After a summer away visiting her grandparents, Claudia comes back to school, excited to see her best (and really, only) friend, Monday. But Monday doesn’t show up. Claudia’s parents and teachers tell her not to worry, they’re sure Monday will eventually come to school.
But she doesn’t. And it doesn’t seem like anyone but Claudia seems all that bothered by it.
Claudia does everything she can think of to find her friend. She calls, but the number is out of service. She drops by, but Monday’s mother says she is visiting her aunt. She tracks down Monday’s older sister, who tells her that Monday is living with their dad. Something’s wrong, but Claudia can’t figure out what.
Meanwhile, Claudia has to navigate through middle school without her best friend covering for her learning disability for her anymore. She’s a nervous wreck that the other kids — who already make fun of her for something that happened last year with Monday — will go crazy when they find out she’s dyslexic.

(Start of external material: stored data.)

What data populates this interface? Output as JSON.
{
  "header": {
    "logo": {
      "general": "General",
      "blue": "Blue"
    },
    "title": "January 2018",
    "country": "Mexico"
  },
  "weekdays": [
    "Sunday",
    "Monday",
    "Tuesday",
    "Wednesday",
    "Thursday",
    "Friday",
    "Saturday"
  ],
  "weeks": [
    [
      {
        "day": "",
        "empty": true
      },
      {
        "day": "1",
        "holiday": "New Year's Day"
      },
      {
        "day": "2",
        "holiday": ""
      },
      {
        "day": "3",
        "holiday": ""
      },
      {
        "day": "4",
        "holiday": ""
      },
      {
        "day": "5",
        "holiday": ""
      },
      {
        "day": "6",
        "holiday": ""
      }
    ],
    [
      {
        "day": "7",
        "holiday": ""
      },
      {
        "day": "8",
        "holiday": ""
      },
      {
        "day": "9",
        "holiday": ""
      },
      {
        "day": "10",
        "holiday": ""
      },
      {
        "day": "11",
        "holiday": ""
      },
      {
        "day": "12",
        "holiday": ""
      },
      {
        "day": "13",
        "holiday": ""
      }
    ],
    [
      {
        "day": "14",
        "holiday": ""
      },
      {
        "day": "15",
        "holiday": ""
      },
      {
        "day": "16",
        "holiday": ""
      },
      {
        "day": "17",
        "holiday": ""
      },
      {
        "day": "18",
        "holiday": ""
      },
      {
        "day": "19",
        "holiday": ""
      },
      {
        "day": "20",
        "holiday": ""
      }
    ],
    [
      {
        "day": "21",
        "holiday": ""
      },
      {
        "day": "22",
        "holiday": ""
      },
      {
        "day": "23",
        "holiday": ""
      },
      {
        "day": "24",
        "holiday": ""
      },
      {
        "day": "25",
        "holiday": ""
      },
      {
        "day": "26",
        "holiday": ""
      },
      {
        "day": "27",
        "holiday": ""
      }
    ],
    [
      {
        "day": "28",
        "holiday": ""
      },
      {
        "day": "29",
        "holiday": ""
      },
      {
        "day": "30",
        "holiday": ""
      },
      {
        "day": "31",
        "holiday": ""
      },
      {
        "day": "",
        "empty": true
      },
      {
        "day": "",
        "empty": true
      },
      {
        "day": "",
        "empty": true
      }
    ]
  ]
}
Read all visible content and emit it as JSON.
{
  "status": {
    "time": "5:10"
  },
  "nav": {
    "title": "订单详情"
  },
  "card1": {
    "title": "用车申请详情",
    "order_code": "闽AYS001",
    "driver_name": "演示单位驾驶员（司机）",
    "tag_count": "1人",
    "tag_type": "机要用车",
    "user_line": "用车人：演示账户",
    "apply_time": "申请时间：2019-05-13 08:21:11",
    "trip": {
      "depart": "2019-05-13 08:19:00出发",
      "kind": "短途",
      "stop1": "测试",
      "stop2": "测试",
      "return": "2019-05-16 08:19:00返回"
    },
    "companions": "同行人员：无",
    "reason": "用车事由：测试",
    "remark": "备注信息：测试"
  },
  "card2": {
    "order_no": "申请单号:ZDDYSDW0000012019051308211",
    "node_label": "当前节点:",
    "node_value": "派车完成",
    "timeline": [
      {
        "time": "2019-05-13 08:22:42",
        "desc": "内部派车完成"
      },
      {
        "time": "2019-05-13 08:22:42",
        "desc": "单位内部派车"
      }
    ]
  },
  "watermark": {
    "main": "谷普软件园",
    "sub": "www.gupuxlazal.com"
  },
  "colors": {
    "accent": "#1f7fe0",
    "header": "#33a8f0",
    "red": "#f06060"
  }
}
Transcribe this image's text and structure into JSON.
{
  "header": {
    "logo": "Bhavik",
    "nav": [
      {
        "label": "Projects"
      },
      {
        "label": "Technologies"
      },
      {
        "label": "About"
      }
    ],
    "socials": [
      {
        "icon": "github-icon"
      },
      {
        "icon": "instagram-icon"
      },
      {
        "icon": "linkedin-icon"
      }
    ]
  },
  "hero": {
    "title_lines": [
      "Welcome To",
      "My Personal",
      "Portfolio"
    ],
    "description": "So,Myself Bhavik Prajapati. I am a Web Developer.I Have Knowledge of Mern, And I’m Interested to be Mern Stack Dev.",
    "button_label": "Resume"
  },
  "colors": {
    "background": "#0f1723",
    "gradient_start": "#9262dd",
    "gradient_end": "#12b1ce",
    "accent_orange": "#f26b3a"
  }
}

She fears the rumor mill and doesn’t think she can face it without Monday.
Claudia has a great support system. Her parents love her very much. She’s a very talented dancer, and makes a few new friends at her dance group. And she gets closer to Michael, a boy from church, who tries to help her figure out where her friend could be.
The timeline jumps around a lot. Chapters are titled “Before” or “After”, and even “Before the Before.” We get a sense of what Claudia’s life was like with Monday in it, and what things are like without Monday. As the timeline gets more and more confusing, the reader can feel that something big is coming. And it does.
I don’t want to get into spoilers here, but the last 30 pages of this book took my breath away. When ElCiccoreviewed this a few weeks ago, I told her that the end of this book was like a “gut punch”. I’m still feeling the frustrating reality of that punch, weeks later. This book got under my skin and lived there, and I know I’ll think of it for years to come.